Nature excels in its autumn song

IT’S amazing how smaltz songs can contain memorable lines, phrases that never leave one, no matter how saccharine or sentimental.

Nature excels in its autumn song

Other song lines stuck in my head are “When Autumn leaves begin to fall” and “Poetry in motion”. “The hills of Donegal” is another line etched indelibly in my brain.

Autumn in its glory is the light and the leaves. Last weekend, we were again bowled over by the beauty of the autumn sun gilding the dwarf gorse on the Sheep’s Head peninsula in west Cork and turning the sea to turquoise. It was marvellous out there, a wake-you-up breeze blowing but quite warm as one walked, especially given the exertions of the path along the ridge near the tip, where the sea is below one on both sides, Dunmanus Bay to the south, Bantry Bay to the north. Hairy molly caterpillars crossed the path; we saw at least half a dozen. Tortoiseshell butterflies were flying. The views were magnificent, panoramic, breathtaking; it was easy to see why Ireland is considered one of the most beautiful countries in the world. Indeed, we should, perhaps, consider this more often in these economically-stressful days. We can’t live on the scenery but at least there’s some joy to be had for free.

Wild food for free is also, now, as plentiful as it gets. Out there on Muntervary, the blackberries on the small, wind-hammered briars were as good and as luscious as I’ve found them anywhere. They shone in the sunlight, fat from the mist or the dew and unwormed; that was the joy of it – not only the sweetness but the absence of maggot-life in the fruit. Walking the roads, it was hard to keep up any sort of pace, such were the temptations to stop and feast. Another bush, another banquet. Let’s go, let’s keep going – we’ve already had lunch!

Meanwhile, away from the bare and breezy headlands with cloud-shadows skimming across the hills, hazel nuts are ripe in the woods. This year, they seem to me to be exceptional, fat and brown, with sweet kernels. And there are gourmet mushrooms, small carpets of chanterelles and solitary boletus, too, if one is lucky enough to find one, the Boletus Edulis, the famous Cep, the King of Mushrooms. We once – in Wales – found a Cep that weighed 370gr but it was riddled with worms and, in my opinion, inedible. However, my friend, a Frenchman, didn’t think so, and sliced off a hundred wriggling grams and threw them in the pan.

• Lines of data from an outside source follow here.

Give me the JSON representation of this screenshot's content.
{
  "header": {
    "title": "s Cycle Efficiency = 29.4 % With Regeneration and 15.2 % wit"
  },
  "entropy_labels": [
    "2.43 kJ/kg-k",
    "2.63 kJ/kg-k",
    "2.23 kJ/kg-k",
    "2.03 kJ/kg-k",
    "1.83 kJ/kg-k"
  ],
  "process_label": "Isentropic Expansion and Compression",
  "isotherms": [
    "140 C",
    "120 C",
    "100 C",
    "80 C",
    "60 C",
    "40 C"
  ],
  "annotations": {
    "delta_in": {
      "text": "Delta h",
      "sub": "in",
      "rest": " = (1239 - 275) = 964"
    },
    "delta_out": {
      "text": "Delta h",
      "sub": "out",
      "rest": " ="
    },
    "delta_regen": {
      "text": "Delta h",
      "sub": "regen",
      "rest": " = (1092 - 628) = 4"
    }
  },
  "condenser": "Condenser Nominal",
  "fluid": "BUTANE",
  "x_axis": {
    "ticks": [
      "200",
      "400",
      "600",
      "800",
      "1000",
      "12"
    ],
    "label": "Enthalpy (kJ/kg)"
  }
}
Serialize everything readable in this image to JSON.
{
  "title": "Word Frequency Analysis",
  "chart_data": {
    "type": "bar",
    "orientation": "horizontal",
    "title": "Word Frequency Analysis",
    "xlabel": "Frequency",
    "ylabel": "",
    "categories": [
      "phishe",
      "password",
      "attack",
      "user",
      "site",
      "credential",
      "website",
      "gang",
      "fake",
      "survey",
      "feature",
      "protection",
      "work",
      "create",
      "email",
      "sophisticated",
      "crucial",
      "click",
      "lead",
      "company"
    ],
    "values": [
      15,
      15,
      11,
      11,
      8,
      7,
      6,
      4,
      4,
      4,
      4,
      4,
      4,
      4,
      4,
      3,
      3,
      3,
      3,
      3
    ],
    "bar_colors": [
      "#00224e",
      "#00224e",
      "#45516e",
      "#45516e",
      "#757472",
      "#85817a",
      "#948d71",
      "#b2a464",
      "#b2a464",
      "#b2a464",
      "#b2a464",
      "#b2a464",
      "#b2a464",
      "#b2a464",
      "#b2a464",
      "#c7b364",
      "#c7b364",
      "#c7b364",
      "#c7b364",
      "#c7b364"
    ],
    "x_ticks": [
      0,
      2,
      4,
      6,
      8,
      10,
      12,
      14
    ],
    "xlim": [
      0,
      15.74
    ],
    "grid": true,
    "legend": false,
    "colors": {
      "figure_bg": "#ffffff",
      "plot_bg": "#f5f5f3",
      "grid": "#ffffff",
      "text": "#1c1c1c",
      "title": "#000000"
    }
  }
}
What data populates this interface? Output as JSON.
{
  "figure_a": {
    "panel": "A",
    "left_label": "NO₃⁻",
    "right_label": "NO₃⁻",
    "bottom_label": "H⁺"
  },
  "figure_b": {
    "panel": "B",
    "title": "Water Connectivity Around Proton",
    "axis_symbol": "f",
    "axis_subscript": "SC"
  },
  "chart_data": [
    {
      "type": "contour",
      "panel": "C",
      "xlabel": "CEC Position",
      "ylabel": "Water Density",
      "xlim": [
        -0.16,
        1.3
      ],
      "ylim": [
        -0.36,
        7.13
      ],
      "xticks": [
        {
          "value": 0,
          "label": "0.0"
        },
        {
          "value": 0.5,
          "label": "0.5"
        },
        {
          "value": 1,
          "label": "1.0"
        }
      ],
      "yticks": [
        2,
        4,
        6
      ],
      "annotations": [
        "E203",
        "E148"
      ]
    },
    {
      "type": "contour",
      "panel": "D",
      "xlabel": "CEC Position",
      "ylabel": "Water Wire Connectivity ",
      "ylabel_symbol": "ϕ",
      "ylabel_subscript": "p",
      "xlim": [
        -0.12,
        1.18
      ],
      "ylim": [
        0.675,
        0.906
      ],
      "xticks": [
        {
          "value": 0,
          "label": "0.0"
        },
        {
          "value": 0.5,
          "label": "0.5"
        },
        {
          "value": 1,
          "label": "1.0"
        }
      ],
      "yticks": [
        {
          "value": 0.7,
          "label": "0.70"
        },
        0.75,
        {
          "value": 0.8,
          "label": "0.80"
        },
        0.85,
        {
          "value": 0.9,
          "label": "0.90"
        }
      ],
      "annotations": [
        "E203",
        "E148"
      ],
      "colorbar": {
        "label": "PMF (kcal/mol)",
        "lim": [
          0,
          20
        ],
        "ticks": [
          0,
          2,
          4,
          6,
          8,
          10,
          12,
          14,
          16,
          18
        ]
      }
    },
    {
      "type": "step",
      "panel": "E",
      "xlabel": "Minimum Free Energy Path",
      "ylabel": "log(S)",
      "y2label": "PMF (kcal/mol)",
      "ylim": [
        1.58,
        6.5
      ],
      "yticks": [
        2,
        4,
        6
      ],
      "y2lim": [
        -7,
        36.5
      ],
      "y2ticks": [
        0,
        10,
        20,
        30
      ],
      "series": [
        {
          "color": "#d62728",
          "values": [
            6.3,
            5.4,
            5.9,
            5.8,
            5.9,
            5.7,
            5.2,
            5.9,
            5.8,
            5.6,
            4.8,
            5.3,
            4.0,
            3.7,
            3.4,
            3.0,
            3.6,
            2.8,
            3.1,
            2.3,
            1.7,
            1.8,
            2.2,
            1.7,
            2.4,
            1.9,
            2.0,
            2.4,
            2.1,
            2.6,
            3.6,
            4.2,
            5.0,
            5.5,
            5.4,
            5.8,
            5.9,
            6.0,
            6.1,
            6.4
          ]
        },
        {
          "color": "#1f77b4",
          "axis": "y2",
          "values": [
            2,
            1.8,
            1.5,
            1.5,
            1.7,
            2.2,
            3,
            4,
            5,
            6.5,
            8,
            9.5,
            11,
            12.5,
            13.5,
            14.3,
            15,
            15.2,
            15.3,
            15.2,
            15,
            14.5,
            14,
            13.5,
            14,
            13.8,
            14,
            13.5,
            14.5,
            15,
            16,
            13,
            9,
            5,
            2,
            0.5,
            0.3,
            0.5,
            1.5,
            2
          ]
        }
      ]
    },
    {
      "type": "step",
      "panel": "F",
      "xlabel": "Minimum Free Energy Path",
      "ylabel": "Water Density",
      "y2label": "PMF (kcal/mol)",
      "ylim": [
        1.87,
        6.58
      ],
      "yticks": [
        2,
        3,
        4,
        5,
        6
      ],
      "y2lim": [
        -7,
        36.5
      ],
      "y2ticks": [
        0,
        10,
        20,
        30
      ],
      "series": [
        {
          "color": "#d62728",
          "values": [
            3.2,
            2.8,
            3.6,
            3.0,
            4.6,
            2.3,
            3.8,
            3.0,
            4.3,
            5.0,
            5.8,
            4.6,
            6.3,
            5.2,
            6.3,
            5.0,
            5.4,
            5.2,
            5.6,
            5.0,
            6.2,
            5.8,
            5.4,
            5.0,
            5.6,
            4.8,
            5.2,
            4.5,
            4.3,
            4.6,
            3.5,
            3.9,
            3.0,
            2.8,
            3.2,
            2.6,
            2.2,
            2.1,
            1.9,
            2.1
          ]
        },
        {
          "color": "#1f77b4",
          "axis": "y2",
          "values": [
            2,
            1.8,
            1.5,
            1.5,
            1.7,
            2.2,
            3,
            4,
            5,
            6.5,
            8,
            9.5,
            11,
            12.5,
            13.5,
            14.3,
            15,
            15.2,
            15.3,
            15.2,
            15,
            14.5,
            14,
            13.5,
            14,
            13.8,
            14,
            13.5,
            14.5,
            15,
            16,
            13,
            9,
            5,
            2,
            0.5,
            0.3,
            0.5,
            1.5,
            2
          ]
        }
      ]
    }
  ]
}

“Indian summer” was so named, it is said, for the time when the native Americans hunted game and harvested crops in preparation for the winter; perhaps, in these straitened times, we should harvest the windfalls in the orchards and the crab apples and rose-hips in the hedges. Others say the “Indian summer” was so called because it was a period of good sailing weather for ships en route to India during the British Raj. Some has the letters “IS” burnt into their hulls to indicate the high level to which they could be loaded in this clement weather.

The American word for autumn is, of course, the fall, when the forests of New England are ablaze of colour. So, also, the parks in Tokyo, and the Japanese appreciate them with a fervour. Dedicated leave-admiration walks are taken to Mount Fuji, and a million cameras click to record the changing of the colours as they deepen day by day.

Sunday October 4 is an Open Day at the lovely Manch House estate near Enniskean, near Dunmanway, and, at 2pm, according to the programme, I am scheduled to lead “a walk through the woods at Manch to examine the range of fungi growing there”. All are welcome. I hope we find a cornucopia of mushrooms of interest, edible or inedible. The Open Day events are put on thanks to funding from the West Cork Development Partnership.

Meanwhile, it is good news to hear that the Forest Stewardship Council Ireland is hosting a public consultation day on the new Draft Irish Standard for Forest Management Certification on Saturday September 26 at Tullamore. Forests internationally must be managed, not plundered.